In what follows we show the advantage of using multiple conformity tests to evaluate the results of NBL empirical applications. To do so, we constructed three artificial datasets that match the exact same sample size analyzed by Koch and Okamura (2020). Figure
2 compares the conformity measures from the simulated data, which perfectly fits the Benford-Law expectations, to the goodness-of-fit estimates reported in Koch and Okamura (2020).
Statistical theory teaches us that when sample size increases, statistical tests tend to become more sensitive, increasing the likelihood of detecting smaller effects. Therefore, statistical power plays a key role in scientific inference by determining the probability of correctly rejecting a false null hypothesis. Koch and Okamura (2020) are right when they argue that the Chi-square test is sensitive to sample size. However, they failed to acknowledge that the excess of power “starts being noticeable for data sets with more than 5,000 records” (Nigrini, 2012, p. 154), which is not the case in their study. In essence, Koch and Okamura (2020) specifically selected the Kuiper test, which aligned with their hypothesis. Had they chosen any other test, they could have arrived at the opposite conclusion. It is essential to recognize the potential influence of test selection on the study’s outcomes, In addition, our simulations show that the joint application of multiple conformity tests leads to more reliable conclusions regarding the role of sample size driving empirical results when using NBL.
4. Conclusions
This paper expands upon the work conducted by Koch and Okamura (2020) in their application of Benford’s Law to evaluate the integrity of COVID-19 data. In an effort to enhance our comprehension of NBL, we emphasize the significance of employing multiple conformity tests, which yield more robust inferences compared to relying solely on a single measure. Our results show that Koch and Okamura (2020) findings do not hold under multiple testing. In particular, we demonstrate that the joint application of conformity tests is a more reliable approach to evaluate data integrity in NBL settings. Whether deviations from Benford’s Law are useful for detecting misreported or fraudulent data remains controversial, but approaching this question demands a more thoughtful statistical analysis than what is presented in the Koch and Okamura (2020)’s piece.
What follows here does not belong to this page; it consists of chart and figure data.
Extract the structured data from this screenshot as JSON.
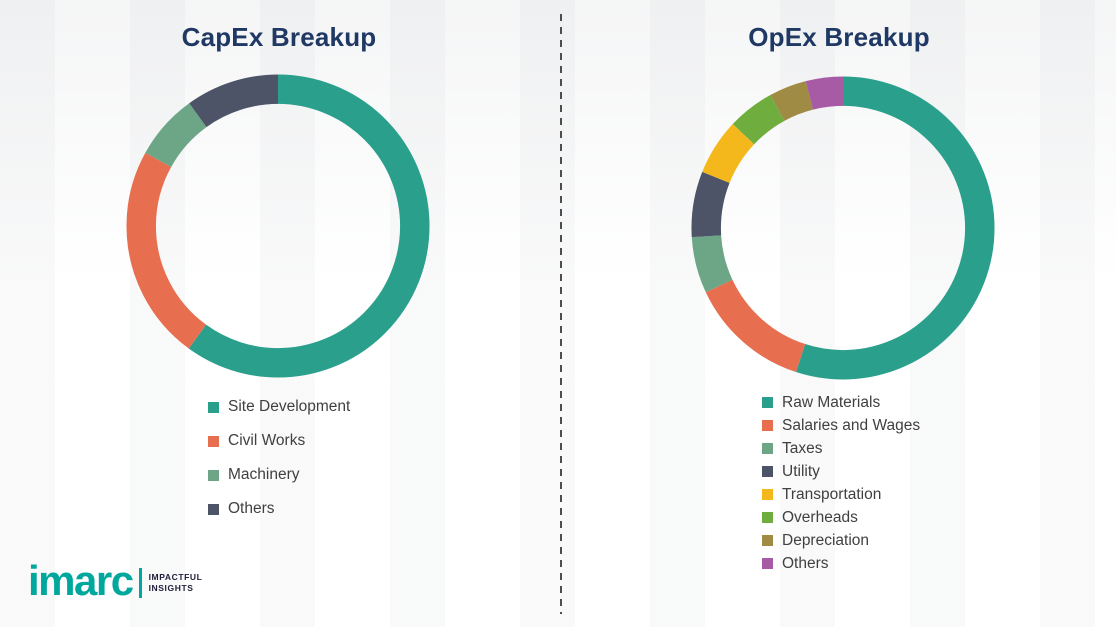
{
  "chart_data": [
    {
      "type": "pie",
      "subtype": "donut",
      "title": "CapEx Breakup",
      "legend_position": "bottom",
      "segments": [
        {
          "label": "Site Development",
          "value": 60,
          "color": "#2aa08c"
        },
        {
          "label": "Civil Works",
          "value": 23,
          "color": "#e76e4e"
        },
        {
          "label": "Machinery",
          "value": 7,
          "color": "#6ca687"
        },
        {
          "label": "Others",
          "value": 10,
          "color": "#4d5468"
        }
      ]
    },
    {
      "type": "pie",
      "subtype": "donut",
      "title": "OpEx Breakup",
      "legend_position": "bottom",
      "segments": [
        {
          "label": "Raw Materials",
          "value": 55,
          "color": "#2aa08c"
        },
        {
          "label": "Salaries and Wages",
          "value": 13,
          "color": "#e76e4e"
        },
        {
          "label": "Taxes",
          "value": 6,
          "color": "#6ca687"
        },
        {
          "label": "Utility",
          "value": 7,
          "color": "#4d5468"
        },
        {
          "label": "Transportation",
          "value": 6,
          "color": "#f5b81c"
        },
        {
          "label": "Overheads",
          "value": 5,
          "color": "#6fae3e"
        },
        {
          "label": "Depreciation",
          "value": 4,
          "color": "#a08b45"
        },
        {
          "label": "Others",
          "value": 4,
          "color": "#a75ba4"
        }
      ]
    }
  ],
  "logo": {
    "brand": "imarc",
    "tagline1": "IMPACTFUL",
    "tagline2": "INSIGHTS",
    "color": "#00a79d"
  },
  "colors": {
    "title": "#1f3864",
    "legend_text": "#404040"
  }
}
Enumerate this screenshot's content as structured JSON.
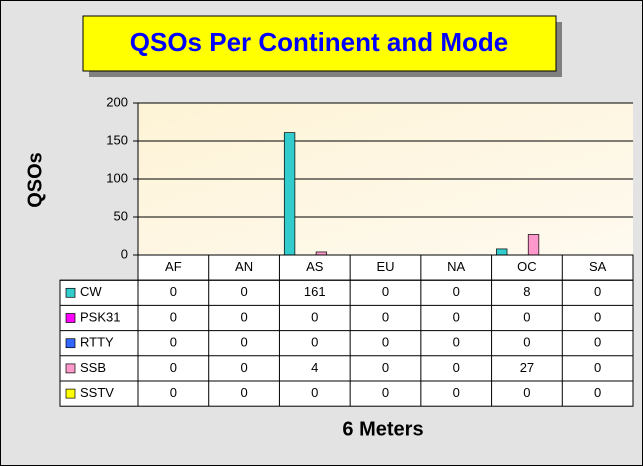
{
  "chart_data": {
    "type": "bar",
    "title": "QSOs Per Continent and Mode",
    "y_label": "QSOs",
    "x_label": "6 Meters",
    "categories": [
      "AF",
      "AN",
      "AS",
      "EU",
      "NA",
      "OC",
      "SA"
    ],
    "series": [
      {
        "name": "CW",
        "color": "#33cccc",
        "values": [
          0,
          0,
          161,
          0,
          0,
          8,
          0
        ]
      },
      {
        "name": "PSK31",
        "color": "#ff00ff",
        "values": [
          0,
          0,
          0,
          0,
          0,
          0,
          0
        ]
      },
      {
        "name": "RTTY",
        "color": "#3366ff",
        "values": [
          0,
          0,
          0,
          0,
          0,
          0,
          0
        ]
      },
      {
        "name": "SSB",
        "color": "#ff99cc",
        "values": [
          0,
          0,
          4,
          0,
          0,
          27,
          0
        ]
      },
      {
        "name": "SSTV",
        "color": "#ffff00",
        "values": [
          0,
          0,
          0,
          0,
          0,
          0,
          0
        ]
      }
    ],
    "ylim": [
      0,
      200
    ],
    "yticks": [
      0,
      50,
      100,
      150,
      200
    ],
    "grid": true,
    "data_table": true
  }
}
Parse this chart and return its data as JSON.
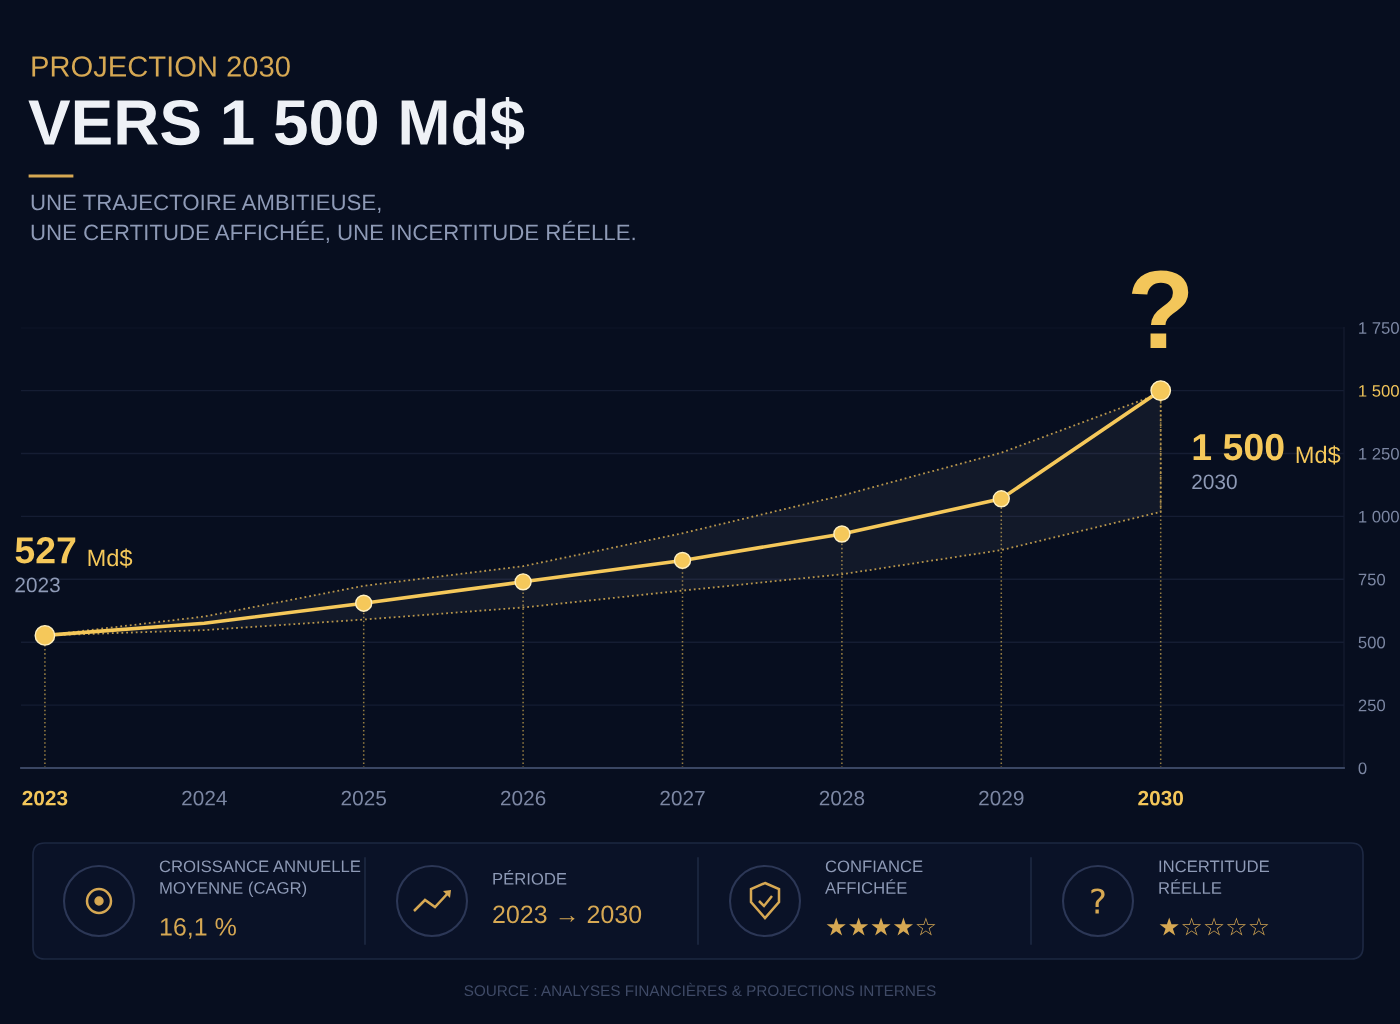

Despite the contribution we have made, there are some limitations that are worth mentioning. First, we were unable to access appropriate replication materials from Koch and Okamura’s (2020) study. Consequently, we may have missed some of their methodological procedures. Second, there is widespread skepticism regarding COVID-19 epidemiological data in general, mainly due to reporting delays and measurement errors. Taking these shortcomings into consideration, they could potentially act as sources of bias.
Acknowledgments
We are thankful to the Coordenação de Aperfeiçoamento de Pessoal de Nível Superior (CAPES) and Fundação de Amparo à Pesquisa do Estado de Alagoas (FAPEAL) for their financial support. We also appreciate the referees for their constructive comments which have led to significant improvement of the manuscript.